Effect of ginsenoside Re on cardiomyocyte apoptosis and expression of Bcl-2/Bax gene after ischemia and reperfusion in rats.
- Author:
Zhengxiang LIU
1
;
Zhigang LI
;
Xiaochun LIU
Author Information
1. Department of Cardiology, Tongji Hospital, Tongji Medical College, Huazhong University of Science and Technology, Wuhan 430030.

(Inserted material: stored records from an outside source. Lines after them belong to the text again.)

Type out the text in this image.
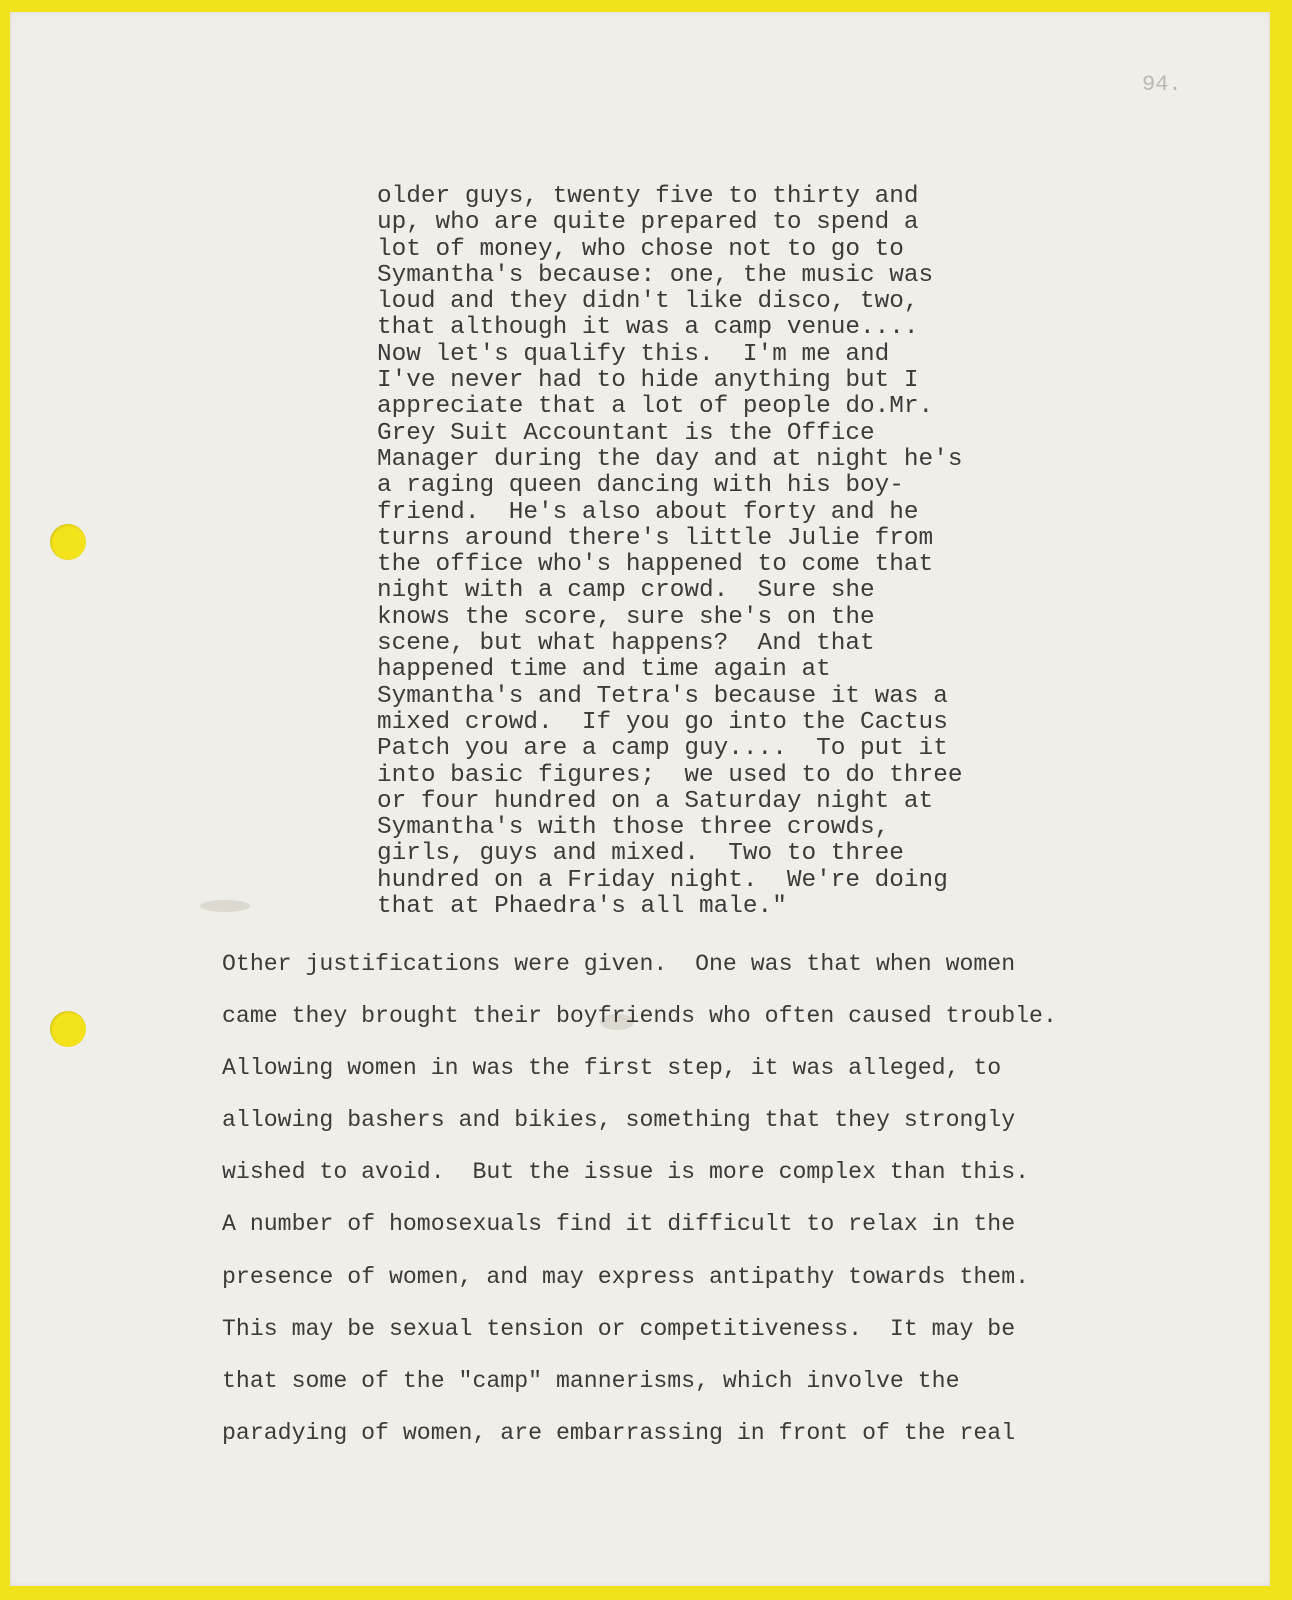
94.

older guys, twenty five to thirty and
up, who are quite prepared to spend a
lot of money, who chose not to go to
Symantha's because: one, the music was
loud and they didn't like disco, two,
that although it was a camp venue....
Now let's qualify this.  I'm me and
I've never had to hide anything but I
appreciate that a lot of people do.Mr.
Grey Suit Accountant is the Office
Manager during the day and at night he's
a raging queen dancing with his boy-
friend.  He's also about forty and he
turns around there's little Julie from
the office who's happened to come that
night with a camp crowd.  Sure she
knows the score, sure she's on the
scene, but what happens?  And that
happened time and time again at
Symantha's and Tetra's because it was a
mixed crowd.  If you go into the Cactus
Patch you are a camp guy....  To put it
into basic figures;  we used to do three
or four hundred on a Saturday night at
Symantha's with those three crowds,
girls, guys and mixed.  Two to three
hundred on a Friday night.  We're doing
that at Phaedra's all male."
Other justifications were given.  One was that when women
came they brought their boyfriends who often caused trouble.
Allowing women in was the first step, it was alleged, to
allowing bashers and bikies, something that they strongly
wished to avoid.  But the issue is more complex than this.
A number of homosexuals find it difficult to relax in the
presence of women, and may express antipathy towards them.
This may be sexual tension or competitiveness.  It may be
that some of the "camp" mannerisms, which involve the
paradying of women, are embarrassing in front of the real
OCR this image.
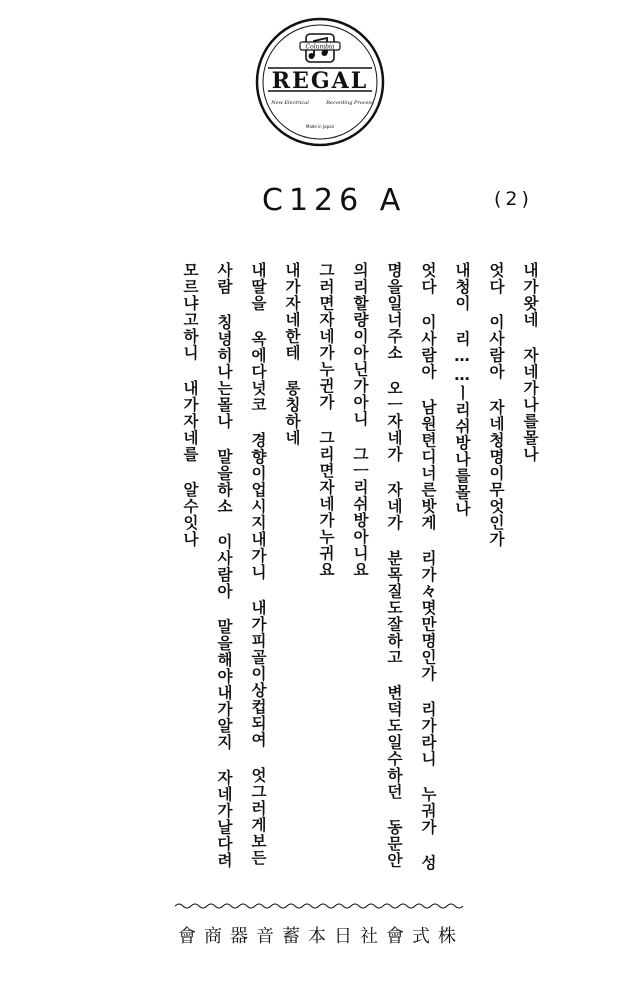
Columbia
REGAL
New Electrical	Recording Process
Made in Japan
C126 A	(2)
내가왓네 자네가나를몰나
엇다 이사람아 자네청명이무엇인가
내청이 리……ㅣ리쉬방나를몰나
엇다 이사람아 남원텬디너른밧게 리가々몃만명인가 리가라니 누궈가 성
명을일너주소 오ㅡ자네가 자네가 분목질도잘하고 변덕도일수하던 동문안
의리할량이아닌가아니 그ㅡ리쉬방아니요
그러면자네가누귄가 그리면자네가누귀요
내가자네한테 롱칭하네
내딸을 옥에다넛코 경향이업시지내가니 내가피골이상컵되여 엇그러게보든
사람 칭녕히나는몰나 말을하소 이사람아 말을해야내가알지 자네가날다려
모르냐고하니 내가자네를 알수잇나
會商器音蓄本日社會式株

- Publication Type:Journal Article
- MeSH:
Animals;
Apoptosis;
drug effects;
Female;
Ginsenosides;
pharmacology;
Male;
Myocardial Reperfusion Injury;
genetics;
pathology;
Myocytes, Cardiac;
metabolism;
pathology;
Panax;
Proto-Oncogene Proteins;
biosynthesis;
genetics;
Proto-Oncogene Proteins c-bcl-2;
biosynthesis;
genetics;
Rats;
Rats, Wistar;
bcl-2-Associated X Protein
- From:
Journal of Huazhong University of Science and Technology (Medical Sciences)
2002;22(4):305-309
- CountryChina
- Language:English
-
Abstract:
To observe the effect of ginsenoside Re on cardiomyocyte apoptosis and Bcl-2/Bax gene expression after ischemia (30 min) and reperfusion (6 h) in rats and to elucidate the possible mechanisms of ginsenoside Re on inhibition of cardiomyocyte apoptosis, the ischemia/reperfusion heart model was established by ligating the left anterior descending branch of coronary artery in Wistar rats. The apoptotic cardiomyocytes were confirmed by transmission electron microscopy and counted by in situ nick end labeling (TUNEL) method and light microscopy. The mRNA and protein expression of Bcl-2 and Bax genes were studied by in situ hybridization and immunohistochemical staining. Mean optical density (OD) value of the positive fields of mRNA and protein expression was quantitatively examined by image analysis system. The results were as follows: (1) The apoptotic cardiomyocytes were found in ischemic fields in the ischemia/reperfusion group and weren't observed in the sham-operation group by transmission electron microscopy; (2) The numbers of the apoptotic cells were 134.45 +/- 45.61/field in the ischemia/reperfusion group, and 90.66 +/- 19.22/field in the ginsenoside Re-treated group. The differences was significant between two groups (P < 0.01); (3) Gene expression of Bcl-2 and Bax were increased significantly in the ischemia/reperfusion group and ginsenoside Re-treated group when compared with the sham-operation group. There was no significant difference in the gene expression of Bcl-2 between the ginsenoside Re-treated group and ischemia/reperfusion group (P > 0.05), but gene expression of Bax was decreased significantly in the ginsenoside Re-treated group as compared with the ischemia/reperfusion group (P < 0.01). The ratio of Bcl-2/Bax was increased significantly in the ginsenoside Re-treated group when compared with the ischemia/reperfusion group and sham-operation group. These findings suggest that myocardial ischemia-reperfusion can induce cardiomyocyte apoptosis, and ginsenoside Re can significantly inhibit cardiomyocyte apoptosis induced by ischemia-reperfusion in rats. It is concluded that ginsenoside Re inhibits cardiomyocyte apoptosis by inhibiting expression of pro-apoptotic Bax gene and raising the ratio of Bcl-2/Bax.